CRC is a research center of excellence located in the center of Paris. CRC develops fundamental, translational and clinical research in the field of biology and health. CRC's research projects are multidisciplinary, mainly in the fields of oncology, immunology, the study of metabolism and the major physiological functions of the body.
In January 2019, CRC has more than 500 people working in 17 teams in three departments with 3 ISO9001-certified technology platforms. CRC is headed by Professor Jessica Zucman-Rossi, a specialist in oncology and tumor genomics.
The Cordeliers Research Centre is administrated by Inserm, Sorbonne University, Paris Descartes and Paris Diderot Universities with the participation of the CNRS and the University Paris Nord.
CRC has 500 employees in 17 teams in three departments, "Physiology and Metabolism", "Immunology and Cancer" and "Genome and Cancer".
The projects are grouped around 4 major research axes:
1- “Metabolism, Immunology and Cancer”
2-“Environmental exposure in cancer and chronic disease occurrence”

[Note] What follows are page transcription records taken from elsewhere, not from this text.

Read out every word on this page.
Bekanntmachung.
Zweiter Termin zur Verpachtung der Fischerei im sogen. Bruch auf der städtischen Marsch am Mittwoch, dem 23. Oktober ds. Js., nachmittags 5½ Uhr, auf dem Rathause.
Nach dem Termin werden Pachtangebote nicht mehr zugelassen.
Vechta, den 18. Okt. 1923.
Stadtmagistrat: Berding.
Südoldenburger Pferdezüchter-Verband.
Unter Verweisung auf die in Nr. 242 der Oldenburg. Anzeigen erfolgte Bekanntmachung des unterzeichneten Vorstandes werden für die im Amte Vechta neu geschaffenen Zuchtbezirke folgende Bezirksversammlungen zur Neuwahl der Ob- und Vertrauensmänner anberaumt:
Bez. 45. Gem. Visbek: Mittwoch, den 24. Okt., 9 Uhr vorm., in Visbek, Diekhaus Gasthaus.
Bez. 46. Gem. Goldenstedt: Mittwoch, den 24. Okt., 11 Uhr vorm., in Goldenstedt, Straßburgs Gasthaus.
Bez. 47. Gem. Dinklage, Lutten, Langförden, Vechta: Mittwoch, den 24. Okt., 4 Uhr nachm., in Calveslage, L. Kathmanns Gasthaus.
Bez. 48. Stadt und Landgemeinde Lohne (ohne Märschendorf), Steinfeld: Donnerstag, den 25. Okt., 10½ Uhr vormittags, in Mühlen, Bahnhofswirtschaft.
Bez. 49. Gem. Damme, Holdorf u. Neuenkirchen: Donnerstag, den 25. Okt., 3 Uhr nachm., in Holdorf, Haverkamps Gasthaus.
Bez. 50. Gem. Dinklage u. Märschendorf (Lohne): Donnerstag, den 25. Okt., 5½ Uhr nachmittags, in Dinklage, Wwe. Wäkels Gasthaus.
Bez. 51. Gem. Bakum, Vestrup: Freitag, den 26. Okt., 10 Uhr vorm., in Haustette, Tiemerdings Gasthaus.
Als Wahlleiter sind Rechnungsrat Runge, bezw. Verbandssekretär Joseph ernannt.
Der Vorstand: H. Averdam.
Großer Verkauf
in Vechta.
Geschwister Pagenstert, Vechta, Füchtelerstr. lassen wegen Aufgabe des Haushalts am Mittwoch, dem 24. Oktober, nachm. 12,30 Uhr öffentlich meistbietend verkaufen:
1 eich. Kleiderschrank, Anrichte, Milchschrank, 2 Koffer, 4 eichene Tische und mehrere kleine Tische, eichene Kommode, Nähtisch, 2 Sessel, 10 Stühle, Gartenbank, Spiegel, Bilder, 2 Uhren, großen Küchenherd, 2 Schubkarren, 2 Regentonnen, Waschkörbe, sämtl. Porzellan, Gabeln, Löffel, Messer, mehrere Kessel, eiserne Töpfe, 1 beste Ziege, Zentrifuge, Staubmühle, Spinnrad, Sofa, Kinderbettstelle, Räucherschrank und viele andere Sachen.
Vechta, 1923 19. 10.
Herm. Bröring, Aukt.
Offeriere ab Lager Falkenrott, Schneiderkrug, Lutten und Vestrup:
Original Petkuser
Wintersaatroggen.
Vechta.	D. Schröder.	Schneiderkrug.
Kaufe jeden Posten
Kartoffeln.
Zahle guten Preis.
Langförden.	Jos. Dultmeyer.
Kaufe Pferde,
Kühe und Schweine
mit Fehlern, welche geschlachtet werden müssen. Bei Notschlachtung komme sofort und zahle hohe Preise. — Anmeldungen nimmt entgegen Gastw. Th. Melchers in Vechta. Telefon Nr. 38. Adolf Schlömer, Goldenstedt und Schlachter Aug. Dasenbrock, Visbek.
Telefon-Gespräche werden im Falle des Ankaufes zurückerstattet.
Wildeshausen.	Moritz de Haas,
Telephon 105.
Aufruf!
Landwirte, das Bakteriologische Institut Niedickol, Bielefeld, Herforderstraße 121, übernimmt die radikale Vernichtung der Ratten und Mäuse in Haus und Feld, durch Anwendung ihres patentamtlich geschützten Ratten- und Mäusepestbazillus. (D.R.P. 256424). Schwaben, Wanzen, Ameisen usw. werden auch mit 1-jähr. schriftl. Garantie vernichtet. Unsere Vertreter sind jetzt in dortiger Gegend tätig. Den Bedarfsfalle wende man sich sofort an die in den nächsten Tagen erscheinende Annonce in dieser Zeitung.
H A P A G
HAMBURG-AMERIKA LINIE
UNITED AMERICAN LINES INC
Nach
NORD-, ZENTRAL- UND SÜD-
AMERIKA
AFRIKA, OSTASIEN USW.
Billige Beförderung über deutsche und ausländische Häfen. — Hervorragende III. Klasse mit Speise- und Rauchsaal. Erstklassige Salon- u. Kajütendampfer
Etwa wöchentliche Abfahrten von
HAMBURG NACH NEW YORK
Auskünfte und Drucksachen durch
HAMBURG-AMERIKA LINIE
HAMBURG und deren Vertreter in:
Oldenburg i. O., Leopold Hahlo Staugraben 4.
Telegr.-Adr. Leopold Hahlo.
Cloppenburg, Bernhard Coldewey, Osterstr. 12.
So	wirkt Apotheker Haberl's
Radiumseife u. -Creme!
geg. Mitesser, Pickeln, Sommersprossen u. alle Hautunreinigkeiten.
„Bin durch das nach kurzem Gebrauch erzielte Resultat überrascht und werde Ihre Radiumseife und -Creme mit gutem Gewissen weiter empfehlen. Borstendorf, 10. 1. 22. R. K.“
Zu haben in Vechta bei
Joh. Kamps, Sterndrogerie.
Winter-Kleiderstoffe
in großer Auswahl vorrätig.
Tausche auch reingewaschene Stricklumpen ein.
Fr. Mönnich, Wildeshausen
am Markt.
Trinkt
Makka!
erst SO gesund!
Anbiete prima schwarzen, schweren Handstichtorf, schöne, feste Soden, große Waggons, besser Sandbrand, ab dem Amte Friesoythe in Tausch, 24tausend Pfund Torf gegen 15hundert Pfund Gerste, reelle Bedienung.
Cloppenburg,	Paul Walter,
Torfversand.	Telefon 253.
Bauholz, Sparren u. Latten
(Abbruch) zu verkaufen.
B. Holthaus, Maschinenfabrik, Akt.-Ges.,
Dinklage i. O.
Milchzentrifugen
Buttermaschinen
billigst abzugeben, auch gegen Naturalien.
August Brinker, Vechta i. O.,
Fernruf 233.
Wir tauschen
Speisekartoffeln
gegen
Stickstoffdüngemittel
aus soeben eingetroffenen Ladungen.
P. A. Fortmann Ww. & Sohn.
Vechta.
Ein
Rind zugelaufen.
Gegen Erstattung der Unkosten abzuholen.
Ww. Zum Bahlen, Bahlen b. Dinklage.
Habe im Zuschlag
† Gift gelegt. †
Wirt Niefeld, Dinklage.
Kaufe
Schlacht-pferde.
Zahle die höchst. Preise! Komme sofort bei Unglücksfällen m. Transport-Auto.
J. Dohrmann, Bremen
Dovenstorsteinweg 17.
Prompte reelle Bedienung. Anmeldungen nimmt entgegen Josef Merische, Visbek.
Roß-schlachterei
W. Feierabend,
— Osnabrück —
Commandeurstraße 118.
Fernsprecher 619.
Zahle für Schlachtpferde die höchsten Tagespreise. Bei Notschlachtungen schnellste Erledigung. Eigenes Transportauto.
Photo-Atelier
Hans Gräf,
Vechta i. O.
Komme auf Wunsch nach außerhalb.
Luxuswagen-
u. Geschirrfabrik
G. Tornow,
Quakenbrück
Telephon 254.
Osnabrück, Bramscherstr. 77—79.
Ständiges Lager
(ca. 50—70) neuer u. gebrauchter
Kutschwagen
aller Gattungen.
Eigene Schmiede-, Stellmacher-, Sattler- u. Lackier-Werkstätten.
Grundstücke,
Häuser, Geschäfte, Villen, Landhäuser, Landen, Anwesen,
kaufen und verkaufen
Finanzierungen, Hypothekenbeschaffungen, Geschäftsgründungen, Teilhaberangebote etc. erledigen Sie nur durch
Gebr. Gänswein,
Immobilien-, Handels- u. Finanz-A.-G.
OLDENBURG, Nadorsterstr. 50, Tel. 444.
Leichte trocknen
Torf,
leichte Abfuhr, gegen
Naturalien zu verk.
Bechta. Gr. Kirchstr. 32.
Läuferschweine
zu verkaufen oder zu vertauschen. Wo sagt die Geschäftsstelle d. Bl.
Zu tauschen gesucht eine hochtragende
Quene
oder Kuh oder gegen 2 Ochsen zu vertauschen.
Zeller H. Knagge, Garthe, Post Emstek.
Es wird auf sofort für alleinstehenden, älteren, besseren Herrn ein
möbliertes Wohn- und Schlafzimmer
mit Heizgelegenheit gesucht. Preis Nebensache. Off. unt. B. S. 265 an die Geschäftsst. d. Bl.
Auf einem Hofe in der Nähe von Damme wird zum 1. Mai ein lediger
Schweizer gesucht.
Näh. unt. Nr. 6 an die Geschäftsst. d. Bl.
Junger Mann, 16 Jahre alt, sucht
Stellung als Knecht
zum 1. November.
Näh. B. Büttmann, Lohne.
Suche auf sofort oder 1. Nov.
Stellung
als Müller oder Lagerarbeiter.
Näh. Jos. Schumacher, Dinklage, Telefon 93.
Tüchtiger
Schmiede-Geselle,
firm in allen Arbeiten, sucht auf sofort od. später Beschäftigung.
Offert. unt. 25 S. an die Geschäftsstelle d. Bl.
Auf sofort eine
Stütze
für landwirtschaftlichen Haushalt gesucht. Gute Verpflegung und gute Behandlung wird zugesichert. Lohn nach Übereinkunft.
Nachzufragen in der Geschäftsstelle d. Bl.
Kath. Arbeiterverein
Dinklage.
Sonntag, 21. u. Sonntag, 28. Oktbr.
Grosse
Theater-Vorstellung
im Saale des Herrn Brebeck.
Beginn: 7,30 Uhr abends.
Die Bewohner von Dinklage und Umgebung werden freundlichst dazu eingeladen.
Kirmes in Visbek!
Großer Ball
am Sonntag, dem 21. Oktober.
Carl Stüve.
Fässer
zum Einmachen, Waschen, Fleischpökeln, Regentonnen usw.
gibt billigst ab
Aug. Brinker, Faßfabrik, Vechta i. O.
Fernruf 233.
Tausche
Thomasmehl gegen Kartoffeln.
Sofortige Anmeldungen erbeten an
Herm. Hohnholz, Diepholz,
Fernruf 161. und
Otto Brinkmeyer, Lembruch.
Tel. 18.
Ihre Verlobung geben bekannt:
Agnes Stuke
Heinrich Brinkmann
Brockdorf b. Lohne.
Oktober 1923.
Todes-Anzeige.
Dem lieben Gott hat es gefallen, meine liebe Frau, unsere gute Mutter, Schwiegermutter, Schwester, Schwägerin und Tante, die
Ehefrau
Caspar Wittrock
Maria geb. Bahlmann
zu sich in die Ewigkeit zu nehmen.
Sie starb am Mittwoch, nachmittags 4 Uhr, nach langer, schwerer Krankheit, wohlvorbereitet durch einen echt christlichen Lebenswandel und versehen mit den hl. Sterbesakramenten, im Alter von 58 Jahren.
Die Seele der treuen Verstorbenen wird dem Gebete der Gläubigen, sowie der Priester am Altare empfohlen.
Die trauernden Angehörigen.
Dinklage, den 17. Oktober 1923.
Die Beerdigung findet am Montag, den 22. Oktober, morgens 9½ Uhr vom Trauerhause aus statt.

3- “Innovation in therapy-precision medicine”
4- “Ethics in Research”
The Cordeliers Research Center is located in the academic heart of Paris on a historical site. At the beginning of the 13th century, King Louis IX (Saint-Louis) offered fields of vines bordered by the enclosure of King Philippe Auguste to the brothers preachers of Saint-François: the Cordeliers, so named because of the rope that encircles their monastic dress. From the 13th to the 16th century, a convent was built with a church, two cloisters, gardens and a vast refectory, the only building that remains today. This community of Cordeliers will be a renowned educational centre in competition with the religious colleges located all around it, such as the Jacobins College or the Bernardins College. At the time of the French revolution in 1789, the Cordeliers convent was the meeting place of the "Club des Cordeliers, Société des amis des droits de l'homme et du citoyen" where Danton, Marat and Camille Desmoulins distinguished themselves.
In 1795, the new Medical School and its hospice were installed in the cloister. From 1872 onwards, the buildings were demolished to build the practical school of the Paris Faculty of Medicine. These premises, which belonged to the city of Paris since 1875, were transferred to the University in 1970. At present, medical education at the Pierre et Marie Curie and Paris Descartes Universities continues to be provided on the Cordeliers campus.